The first two columns indicate the pair of elements for this row.

wGRR1 is the easiest way of calculating the wGRR. It corresponds to the sum of the identity scores for all BBH between the two elements, divided by the smallest total number of protein of the two elements (columns RealLengthA and RealLengthB).

Common1 is the proportion of common proteins, i.e. the number of BBH pairs divided by the mean number of proteins of the two elements.

wGRR2 uses the same numerator than wGRR1. For the denominator calculation, an extra single linkage clustering step is perfomed to build protein families. If a protein belongs to a family containing a BBH but this protein is not part of a BBH, then it is not counted in the denominator, resulting sometimes in a greater wGRR. This results in a new number of proteins (nProt2) per element, and the denominator is the smallest nProt2.
wGRR2 is especially interesting when lots of paralogs are expected - the presence of paralogs will artificially lower the wGRR1.

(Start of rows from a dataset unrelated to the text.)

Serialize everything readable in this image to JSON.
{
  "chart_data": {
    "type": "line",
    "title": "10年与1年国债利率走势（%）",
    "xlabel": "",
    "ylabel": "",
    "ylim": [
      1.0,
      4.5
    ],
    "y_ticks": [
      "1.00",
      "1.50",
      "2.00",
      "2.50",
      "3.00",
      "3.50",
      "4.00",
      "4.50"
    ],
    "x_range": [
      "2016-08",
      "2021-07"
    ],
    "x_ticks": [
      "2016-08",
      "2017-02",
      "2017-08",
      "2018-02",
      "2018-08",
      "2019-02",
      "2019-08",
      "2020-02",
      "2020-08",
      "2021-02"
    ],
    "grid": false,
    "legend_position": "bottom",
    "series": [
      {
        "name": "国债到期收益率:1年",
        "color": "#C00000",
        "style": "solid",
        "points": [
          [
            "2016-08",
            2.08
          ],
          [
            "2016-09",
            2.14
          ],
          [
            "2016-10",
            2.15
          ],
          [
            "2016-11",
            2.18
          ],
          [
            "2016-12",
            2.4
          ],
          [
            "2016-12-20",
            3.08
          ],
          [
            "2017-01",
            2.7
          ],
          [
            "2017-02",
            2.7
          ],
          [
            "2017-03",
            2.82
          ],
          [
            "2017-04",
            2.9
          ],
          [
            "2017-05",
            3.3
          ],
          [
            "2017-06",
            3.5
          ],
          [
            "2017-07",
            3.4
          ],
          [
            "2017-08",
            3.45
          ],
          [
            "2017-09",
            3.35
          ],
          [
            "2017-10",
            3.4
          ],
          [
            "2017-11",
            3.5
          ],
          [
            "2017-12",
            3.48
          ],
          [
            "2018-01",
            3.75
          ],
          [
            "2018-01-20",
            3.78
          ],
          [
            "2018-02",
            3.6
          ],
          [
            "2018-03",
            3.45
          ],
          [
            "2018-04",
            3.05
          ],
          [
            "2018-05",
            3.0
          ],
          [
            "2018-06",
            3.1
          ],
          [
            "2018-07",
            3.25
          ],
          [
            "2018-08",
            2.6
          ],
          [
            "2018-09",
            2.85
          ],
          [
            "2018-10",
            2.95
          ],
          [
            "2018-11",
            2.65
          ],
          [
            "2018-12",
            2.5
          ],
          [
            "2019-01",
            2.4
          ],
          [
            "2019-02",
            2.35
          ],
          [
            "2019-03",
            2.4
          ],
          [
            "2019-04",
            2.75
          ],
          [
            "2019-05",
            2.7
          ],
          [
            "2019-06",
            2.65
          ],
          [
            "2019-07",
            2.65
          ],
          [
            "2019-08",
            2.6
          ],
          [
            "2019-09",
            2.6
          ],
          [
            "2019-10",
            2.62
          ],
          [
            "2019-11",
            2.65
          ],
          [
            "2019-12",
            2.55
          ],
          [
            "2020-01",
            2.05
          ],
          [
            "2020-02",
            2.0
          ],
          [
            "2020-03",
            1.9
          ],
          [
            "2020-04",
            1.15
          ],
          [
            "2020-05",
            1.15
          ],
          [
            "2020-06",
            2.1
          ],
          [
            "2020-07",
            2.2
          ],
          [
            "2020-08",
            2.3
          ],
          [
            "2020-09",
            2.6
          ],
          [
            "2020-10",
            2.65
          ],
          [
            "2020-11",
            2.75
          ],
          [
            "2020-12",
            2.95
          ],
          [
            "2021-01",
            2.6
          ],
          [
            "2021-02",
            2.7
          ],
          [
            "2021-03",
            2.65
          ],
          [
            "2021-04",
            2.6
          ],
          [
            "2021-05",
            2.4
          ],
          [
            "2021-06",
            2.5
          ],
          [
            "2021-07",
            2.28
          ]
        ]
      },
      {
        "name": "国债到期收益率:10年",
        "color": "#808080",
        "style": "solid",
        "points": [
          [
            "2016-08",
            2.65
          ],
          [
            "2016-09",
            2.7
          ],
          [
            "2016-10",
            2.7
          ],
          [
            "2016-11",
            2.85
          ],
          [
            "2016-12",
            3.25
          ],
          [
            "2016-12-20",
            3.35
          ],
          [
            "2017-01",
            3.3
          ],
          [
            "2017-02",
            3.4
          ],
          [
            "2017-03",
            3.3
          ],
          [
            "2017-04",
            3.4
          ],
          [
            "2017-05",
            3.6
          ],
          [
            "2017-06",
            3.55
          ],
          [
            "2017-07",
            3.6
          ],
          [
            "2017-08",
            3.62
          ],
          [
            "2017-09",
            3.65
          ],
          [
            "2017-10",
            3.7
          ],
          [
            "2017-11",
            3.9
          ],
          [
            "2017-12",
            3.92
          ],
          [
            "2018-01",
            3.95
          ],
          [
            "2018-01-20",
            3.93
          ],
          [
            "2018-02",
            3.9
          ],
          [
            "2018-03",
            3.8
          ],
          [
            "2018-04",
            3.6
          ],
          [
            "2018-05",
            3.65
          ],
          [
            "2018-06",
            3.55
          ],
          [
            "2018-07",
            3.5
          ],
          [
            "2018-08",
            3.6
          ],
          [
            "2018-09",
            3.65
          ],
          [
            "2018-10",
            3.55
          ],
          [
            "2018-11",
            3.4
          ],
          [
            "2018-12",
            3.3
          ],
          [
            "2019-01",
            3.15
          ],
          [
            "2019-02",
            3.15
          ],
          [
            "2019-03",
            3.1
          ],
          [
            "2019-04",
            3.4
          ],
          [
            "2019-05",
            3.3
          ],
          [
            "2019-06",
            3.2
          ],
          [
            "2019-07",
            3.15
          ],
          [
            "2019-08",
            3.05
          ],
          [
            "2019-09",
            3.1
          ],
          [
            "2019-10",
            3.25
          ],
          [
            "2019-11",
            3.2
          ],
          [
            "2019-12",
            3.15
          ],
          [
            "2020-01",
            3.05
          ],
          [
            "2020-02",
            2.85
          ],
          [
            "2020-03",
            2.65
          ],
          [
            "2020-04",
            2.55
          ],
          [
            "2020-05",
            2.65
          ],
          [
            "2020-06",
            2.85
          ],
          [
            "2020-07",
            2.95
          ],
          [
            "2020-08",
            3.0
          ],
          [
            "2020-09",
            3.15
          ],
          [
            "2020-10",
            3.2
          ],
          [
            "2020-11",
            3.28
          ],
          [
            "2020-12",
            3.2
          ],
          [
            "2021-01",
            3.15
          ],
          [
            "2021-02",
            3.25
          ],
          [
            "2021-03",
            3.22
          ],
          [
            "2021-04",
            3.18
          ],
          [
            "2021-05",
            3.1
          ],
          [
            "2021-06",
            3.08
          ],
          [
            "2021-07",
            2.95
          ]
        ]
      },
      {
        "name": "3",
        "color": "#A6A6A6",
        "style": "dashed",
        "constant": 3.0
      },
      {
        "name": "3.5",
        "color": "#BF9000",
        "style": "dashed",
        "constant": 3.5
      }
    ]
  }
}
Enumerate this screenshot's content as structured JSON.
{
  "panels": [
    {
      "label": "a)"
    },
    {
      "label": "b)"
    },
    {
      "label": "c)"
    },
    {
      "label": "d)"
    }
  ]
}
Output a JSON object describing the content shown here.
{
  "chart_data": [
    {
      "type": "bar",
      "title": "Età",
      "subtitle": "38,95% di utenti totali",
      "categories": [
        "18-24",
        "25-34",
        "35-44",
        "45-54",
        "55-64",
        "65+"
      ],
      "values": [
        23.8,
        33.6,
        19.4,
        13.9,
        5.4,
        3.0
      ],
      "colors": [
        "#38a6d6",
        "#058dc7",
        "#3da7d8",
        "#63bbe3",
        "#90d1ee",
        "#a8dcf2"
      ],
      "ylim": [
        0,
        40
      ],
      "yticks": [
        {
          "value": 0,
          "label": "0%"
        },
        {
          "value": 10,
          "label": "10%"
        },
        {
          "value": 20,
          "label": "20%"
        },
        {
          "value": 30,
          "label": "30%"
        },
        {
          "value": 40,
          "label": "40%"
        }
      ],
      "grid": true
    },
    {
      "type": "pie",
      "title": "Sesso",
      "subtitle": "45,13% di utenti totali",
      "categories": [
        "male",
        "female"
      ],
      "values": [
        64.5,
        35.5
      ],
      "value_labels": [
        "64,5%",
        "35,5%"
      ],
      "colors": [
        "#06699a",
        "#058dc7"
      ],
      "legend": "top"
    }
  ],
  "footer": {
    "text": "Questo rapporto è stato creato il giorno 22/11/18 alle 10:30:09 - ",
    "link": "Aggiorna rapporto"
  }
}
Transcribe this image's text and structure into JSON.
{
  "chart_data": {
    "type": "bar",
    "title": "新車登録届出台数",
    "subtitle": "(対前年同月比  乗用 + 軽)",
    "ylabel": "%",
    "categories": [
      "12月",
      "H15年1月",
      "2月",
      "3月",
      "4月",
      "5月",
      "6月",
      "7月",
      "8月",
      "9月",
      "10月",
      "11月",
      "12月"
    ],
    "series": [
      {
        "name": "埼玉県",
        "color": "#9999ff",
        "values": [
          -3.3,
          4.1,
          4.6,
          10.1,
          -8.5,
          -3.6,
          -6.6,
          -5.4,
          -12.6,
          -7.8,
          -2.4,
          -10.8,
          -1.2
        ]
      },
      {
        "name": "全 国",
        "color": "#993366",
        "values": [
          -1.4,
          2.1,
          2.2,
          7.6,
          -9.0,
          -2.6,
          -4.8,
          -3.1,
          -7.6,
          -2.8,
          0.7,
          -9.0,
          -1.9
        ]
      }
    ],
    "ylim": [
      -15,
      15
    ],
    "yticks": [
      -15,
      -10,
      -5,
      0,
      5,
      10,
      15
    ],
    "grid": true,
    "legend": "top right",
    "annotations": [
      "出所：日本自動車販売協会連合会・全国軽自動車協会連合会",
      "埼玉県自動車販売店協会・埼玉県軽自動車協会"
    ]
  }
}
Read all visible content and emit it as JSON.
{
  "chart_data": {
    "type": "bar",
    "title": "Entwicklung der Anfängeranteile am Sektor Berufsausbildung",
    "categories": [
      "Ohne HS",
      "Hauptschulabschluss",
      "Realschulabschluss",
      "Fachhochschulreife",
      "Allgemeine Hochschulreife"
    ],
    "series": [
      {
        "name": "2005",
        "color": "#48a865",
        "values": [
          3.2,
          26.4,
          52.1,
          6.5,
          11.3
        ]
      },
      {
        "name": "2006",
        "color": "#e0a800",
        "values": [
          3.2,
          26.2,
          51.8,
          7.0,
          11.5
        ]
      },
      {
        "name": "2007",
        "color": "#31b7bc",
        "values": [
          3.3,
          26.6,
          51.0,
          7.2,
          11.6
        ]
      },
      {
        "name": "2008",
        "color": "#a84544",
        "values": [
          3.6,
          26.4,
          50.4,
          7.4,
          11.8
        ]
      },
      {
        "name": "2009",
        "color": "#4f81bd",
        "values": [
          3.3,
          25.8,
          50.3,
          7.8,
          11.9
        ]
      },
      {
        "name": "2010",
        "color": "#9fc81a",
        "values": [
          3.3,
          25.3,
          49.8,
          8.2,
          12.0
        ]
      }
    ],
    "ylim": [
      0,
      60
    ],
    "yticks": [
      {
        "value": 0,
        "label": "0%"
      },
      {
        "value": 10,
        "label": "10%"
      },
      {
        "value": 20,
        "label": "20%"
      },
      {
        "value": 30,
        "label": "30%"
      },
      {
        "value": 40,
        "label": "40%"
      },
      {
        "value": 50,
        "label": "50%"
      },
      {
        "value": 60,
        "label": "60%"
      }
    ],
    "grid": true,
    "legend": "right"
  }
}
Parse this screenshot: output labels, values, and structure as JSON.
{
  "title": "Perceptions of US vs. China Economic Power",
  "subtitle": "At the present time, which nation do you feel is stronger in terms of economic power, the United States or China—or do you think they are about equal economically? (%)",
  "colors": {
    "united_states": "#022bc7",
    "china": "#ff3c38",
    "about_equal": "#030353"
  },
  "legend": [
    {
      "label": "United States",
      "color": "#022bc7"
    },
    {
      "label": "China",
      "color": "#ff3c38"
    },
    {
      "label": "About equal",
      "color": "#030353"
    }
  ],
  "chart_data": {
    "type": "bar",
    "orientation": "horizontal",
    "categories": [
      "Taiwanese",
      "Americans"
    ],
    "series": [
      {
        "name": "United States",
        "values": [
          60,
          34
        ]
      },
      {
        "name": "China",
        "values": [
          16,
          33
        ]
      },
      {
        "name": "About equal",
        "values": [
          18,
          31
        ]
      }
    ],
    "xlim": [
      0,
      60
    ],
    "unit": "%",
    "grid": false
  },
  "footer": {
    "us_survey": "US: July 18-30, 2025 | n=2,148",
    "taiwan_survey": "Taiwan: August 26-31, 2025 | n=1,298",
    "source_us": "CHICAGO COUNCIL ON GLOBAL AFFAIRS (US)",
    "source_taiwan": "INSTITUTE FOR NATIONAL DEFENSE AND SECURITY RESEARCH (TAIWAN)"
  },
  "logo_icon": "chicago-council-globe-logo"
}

Common2 is the number of BBH pairs divided by the mean nProt2 of two elements.

wGRR3 also uses the protein families. But this time, if two BBH pairs are found in the same family, only one will be counted (the one with the highest identity score) for the numerator. nProt3 is the number of protein families + the number of proteins that are not part of a family. The denominator is the smallest nProt3.

Common3 is the number of protein families containing at least one BBH divided by the mean nProt3 of two elements.